Неожиданно отпустило… Дед вздохнул и сел, закрыл глаза. Вечное на этот раз представилось влажным утренним лесом, а именно опушкой с вековыми елями. Только что прошло стадо, влажно блестели коровьи лепешки, в оставшихся от копыт ямках скопилась вода. Старая дорога втекла в лес через арку, образованную склоненной березой. Глубокие колеи заросли ромашкой, конским щавелем, крапивой, в низинке раскинулись плети незабудок с необычайно яркими цветками. Если свернуть налево, там, в посадках, можно найти боровик. Да вот же он! Тьфу, это же не гриб. Он взволновался необычайно. В траве лежал обломок керамического сосуда, украшенный вмятинами и гребенками-палочками. Он открыл глаза. Заснул, что ли? И даже во сне не выпустил из рук тесьму. Как хочется работать!
По кухне прошел ветерок. В дверях стоял короткий плотный человечек в кепке, куртке, маленьких стоптанных сапожках и с портфелем под мышкой. Никто не слышал, как он вошел.
— Агитатор, — представился он, снял кепку, положил ее на стол и придвинул стул. — Идет борьба, — сказал он, интимно поблескивая глазами. — И вся та наша жизнь есть борьба света и тьмы, добра и зла. Очень древний лозунг.
— Устали мы бороться-то, — из вежливости ответила Ольга. — Семьдесят лет уже боремся.
— Ты Факуяму читал? Тупик ведь, — очень по-свойски, запанибрата гость обратился к деду. — А мы призываем вас — за счастье детей, за восход солнца. А жить негде… — он подмигнул Гаяне, та смущенно отвела взгляд. — Очень много работы, очень мало времени, — продолжал человечек без видимой торопливости, но как-то было видно, что времени действительно в обрез. — Теперь о главном. Вы знаете, что сейчас идет приватизация имущества КПСС, — голос его стал деловитым и бесцветным.

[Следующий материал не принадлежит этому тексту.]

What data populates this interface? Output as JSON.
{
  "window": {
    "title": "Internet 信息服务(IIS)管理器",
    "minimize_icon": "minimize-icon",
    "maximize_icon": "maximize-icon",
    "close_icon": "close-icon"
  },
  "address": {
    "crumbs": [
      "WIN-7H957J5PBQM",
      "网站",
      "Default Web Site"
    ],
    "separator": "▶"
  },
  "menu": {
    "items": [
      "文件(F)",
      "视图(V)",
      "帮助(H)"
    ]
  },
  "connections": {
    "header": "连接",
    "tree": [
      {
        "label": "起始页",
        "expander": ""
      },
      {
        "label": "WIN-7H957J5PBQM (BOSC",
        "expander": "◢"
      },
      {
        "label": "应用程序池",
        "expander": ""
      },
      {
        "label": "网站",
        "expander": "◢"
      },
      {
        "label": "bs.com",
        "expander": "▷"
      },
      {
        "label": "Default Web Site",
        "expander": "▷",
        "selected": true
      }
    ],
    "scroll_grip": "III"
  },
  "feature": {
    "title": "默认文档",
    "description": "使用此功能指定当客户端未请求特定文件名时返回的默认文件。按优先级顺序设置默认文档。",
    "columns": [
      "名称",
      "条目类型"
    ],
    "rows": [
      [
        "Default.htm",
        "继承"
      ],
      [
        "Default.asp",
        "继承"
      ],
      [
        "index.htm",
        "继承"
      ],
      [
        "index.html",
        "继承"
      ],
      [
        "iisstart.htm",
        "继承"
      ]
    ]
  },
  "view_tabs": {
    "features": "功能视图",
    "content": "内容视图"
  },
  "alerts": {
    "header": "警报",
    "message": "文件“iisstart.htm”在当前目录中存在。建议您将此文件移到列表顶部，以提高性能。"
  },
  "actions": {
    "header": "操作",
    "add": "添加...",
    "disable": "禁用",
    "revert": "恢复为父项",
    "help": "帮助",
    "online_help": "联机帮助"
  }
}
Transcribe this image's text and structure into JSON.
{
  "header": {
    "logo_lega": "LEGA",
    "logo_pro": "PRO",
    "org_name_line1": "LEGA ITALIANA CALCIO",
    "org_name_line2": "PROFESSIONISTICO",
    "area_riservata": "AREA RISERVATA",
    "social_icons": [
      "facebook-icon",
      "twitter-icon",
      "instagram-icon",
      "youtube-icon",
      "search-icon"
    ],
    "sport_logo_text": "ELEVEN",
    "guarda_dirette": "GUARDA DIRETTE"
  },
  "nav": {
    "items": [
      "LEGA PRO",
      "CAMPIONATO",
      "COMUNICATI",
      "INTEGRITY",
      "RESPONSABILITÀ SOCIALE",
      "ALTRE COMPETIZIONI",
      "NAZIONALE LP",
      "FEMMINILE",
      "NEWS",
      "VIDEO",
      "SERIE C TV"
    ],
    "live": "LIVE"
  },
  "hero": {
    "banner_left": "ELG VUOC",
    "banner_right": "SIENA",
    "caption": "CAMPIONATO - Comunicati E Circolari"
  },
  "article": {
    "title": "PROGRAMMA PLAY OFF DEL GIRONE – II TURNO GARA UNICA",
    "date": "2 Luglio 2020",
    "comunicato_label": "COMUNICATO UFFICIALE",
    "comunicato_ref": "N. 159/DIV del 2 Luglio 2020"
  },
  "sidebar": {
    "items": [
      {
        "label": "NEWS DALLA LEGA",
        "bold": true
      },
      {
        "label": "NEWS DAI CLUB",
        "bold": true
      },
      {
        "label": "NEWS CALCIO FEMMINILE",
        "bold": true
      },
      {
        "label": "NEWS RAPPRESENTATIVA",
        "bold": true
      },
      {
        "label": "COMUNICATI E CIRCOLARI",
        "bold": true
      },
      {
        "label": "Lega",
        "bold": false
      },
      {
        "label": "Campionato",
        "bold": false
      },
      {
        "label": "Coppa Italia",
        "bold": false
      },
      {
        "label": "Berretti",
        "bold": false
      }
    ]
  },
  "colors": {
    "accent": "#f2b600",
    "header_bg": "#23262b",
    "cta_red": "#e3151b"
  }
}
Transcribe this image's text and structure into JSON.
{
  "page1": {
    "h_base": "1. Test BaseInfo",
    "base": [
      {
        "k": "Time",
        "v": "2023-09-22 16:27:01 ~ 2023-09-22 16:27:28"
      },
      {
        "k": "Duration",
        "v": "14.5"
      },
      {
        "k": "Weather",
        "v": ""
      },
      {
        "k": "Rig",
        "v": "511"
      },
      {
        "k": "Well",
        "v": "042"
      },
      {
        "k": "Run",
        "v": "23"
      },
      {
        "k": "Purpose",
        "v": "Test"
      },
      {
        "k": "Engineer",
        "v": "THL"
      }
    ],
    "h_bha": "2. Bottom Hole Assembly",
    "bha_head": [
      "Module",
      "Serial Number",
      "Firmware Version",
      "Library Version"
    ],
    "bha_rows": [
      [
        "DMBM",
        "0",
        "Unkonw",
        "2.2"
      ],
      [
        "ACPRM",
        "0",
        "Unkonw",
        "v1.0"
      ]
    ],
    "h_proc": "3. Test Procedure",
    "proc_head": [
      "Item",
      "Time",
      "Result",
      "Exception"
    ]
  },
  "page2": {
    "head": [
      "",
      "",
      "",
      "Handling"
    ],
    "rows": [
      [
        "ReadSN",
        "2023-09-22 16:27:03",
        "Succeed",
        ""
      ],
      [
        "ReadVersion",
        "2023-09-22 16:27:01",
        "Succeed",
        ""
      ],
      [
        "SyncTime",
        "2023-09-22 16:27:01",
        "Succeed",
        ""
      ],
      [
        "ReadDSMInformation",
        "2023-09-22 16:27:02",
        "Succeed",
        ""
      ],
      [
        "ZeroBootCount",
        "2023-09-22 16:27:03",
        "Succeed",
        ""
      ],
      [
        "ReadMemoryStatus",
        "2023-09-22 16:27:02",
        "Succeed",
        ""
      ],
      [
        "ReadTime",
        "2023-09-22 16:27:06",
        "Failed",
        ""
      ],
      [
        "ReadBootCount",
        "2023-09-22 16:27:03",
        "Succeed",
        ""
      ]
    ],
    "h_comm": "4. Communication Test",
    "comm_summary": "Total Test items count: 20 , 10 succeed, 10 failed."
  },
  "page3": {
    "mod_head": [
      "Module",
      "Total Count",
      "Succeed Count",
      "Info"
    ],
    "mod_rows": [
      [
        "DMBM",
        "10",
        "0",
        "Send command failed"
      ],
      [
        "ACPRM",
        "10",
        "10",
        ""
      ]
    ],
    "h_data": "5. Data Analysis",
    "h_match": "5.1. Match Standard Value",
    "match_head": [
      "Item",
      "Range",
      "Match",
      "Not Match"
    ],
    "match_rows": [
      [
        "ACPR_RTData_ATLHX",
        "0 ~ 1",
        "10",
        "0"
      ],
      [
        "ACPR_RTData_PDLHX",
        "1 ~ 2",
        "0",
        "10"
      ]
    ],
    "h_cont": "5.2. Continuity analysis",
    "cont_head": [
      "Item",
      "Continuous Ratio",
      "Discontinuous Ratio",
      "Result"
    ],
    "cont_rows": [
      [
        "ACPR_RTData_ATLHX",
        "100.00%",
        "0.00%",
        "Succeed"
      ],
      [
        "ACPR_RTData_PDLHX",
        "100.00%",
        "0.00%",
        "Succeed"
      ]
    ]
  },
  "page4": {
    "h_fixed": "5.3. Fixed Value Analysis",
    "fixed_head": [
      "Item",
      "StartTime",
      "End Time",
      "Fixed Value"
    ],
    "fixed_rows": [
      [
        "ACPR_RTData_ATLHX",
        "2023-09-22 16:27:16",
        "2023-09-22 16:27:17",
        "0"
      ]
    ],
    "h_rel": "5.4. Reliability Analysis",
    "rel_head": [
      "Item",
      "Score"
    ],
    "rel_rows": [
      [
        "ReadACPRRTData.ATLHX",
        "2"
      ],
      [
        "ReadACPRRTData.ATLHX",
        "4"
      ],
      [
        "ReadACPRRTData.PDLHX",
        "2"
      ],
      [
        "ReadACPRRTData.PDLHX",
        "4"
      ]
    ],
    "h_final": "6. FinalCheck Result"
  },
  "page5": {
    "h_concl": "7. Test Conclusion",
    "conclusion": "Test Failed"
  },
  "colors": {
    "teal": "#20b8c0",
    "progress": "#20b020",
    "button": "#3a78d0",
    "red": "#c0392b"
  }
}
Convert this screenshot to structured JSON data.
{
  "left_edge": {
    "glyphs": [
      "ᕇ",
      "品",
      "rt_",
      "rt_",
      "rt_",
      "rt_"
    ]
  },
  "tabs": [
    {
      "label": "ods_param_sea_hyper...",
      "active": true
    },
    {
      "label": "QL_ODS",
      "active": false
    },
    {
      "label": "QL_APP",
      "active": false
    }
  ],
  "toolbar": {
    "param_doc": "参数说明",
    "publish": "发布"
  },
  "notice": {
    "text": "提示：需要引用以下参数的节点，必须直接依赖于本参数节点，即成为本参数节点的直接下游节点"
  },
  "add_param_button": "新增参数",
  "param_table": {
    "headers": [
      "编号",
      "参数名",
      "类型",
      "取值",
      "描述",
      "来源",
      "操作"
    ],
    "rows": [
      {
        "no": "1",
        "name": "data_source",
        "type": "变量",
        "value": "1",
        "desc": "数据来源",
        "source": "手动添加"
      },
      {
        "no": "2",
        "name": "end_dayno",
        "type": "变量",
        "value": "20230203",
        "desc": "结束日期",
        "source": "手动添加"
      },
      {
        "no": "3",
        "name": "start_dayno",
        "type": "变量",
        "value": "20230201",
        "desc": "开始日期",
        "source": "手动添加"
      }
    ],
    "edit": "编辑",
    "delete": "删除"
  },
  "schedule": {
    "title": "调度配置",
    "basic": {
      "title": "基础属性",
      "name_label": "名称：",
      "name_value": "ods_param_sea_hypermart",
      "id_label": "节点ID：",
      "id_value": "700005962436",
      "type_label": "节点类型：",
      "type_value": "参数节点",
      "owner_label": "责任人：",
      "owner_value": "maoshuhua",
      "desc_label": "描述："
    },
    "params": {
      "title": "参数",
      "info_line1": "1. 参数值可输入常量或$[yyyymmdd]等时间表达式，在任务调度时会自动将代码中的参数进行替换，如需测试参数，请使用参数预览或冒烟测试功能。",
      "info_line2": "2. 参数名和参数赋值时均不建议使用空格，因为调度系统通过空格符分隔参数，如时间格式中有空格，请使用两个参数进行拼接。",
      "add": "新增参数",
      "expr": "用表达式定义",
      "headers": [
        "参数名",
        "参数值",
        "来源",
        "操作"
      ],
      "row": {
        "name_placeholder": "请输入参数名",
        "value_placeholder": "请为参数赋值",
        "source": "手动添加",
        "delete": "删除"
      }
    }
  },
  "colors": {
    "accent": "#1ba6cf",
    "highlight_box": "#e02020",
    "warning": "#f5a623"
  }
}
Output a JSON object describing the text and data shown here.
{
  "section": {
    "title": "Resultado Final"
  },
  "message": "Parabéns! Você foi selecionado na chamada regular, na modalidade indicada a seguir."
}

— С приватизацией коммунального сектора безобразно тянут, — вставила Гаяна. — У вашей партии уже все, наверное, растащили.
— Не всё, — он щелкнул пальцами, ему явно понравилось слово «вашей». — Я посредник. В мою обязанность входит распределить среди населения жилую площадь КПСС.
— И какая у вас норма? — настороженно спросила Ольга.
— Сто квадратных метров.
— На семью?
— На человека. Главное, чтобы подтвердили желание их иметь. У вас есть желание?
— Хорошенький вопрос. У совка, кроме желания, вообще ничего нет.
— Это мы и учитывали, — скромно сказал человечек, в руках у него уже была какая-то необыкновенного вида бумага, она имела нежно-голубой цвет, при этом Ольга готова была поклясться, что бумага чем-то пахнет, чем-то домашним, вроде пережаренного лука или подгоревшей лапши. Человечек развернул свой свиток, первой в списке стояла Гаяна.